Mediante Su Amor, todos formamos una sola Familia porque estamos casados con un solo Señor, somos una Esposa y trabajamos unidos para el Esposo, en sacrificado servicio a los demás. No estamos congelados formalmente en una institución, sino que estamos amalgamados por el amor incandescente de Su Espíritu e integrados entre nosotros. ¡Totalmente unidos! ¡Un solo cuerpo, la Esposa de Cristo!

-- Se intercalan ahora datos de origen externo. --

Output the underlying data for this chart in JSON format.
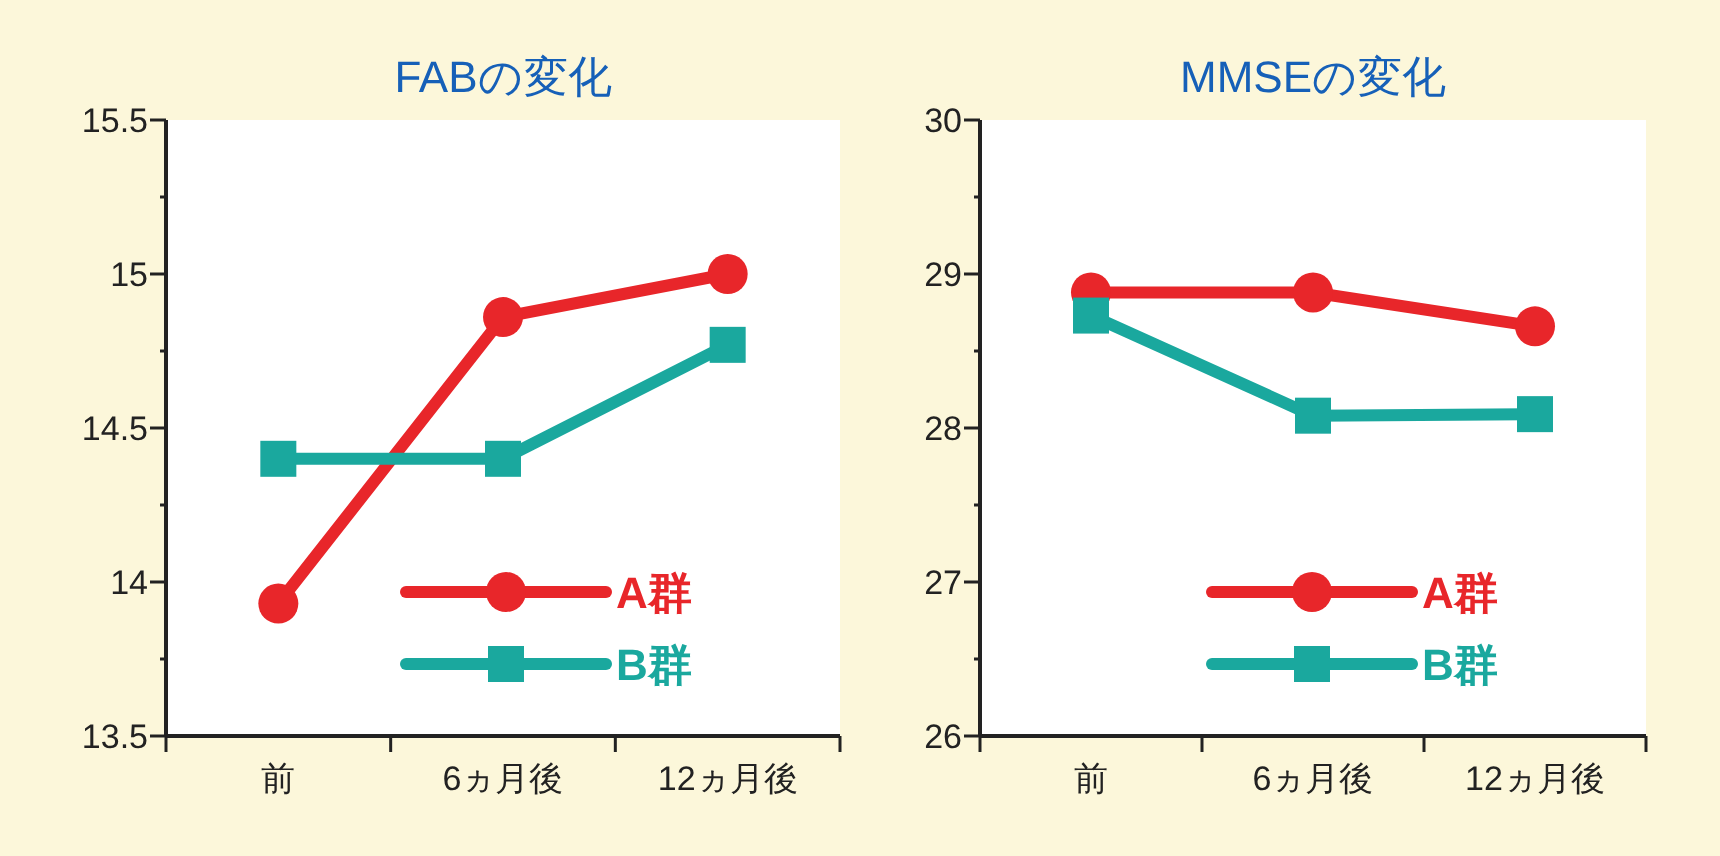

¡Dios no acepta dioses ajenos delante de El, ni siquiera la santidad del dios matrimonial! Dios es también el Dios del matrimonio, pero lo más importante es estar casado con El y con Su obra. Nosotros no restamos importancia a los lazos matrimoniales; simplemente consideramos que nuestros lazos con el Señor y con la Familia mayor son más fuertes y más importantes.
Señor, Tú nos has reunido convirtiéndonos en Tu única esposa. Te agradecemos esa amorosa unión que nos junta a todos contigo, disfrutando cada uno de dulce compañía y amor, colaboración, trabajo y diversión, alcanzando muchos logros para Tu Reino. Ayúdanos a dar así como a recibir, a permanecer unidos como una sola persona, a vivir como una sola persona y a trabajar y orar juntos como una sola persona. ¡Te lo pedimos en el nombre de Jesús, amén!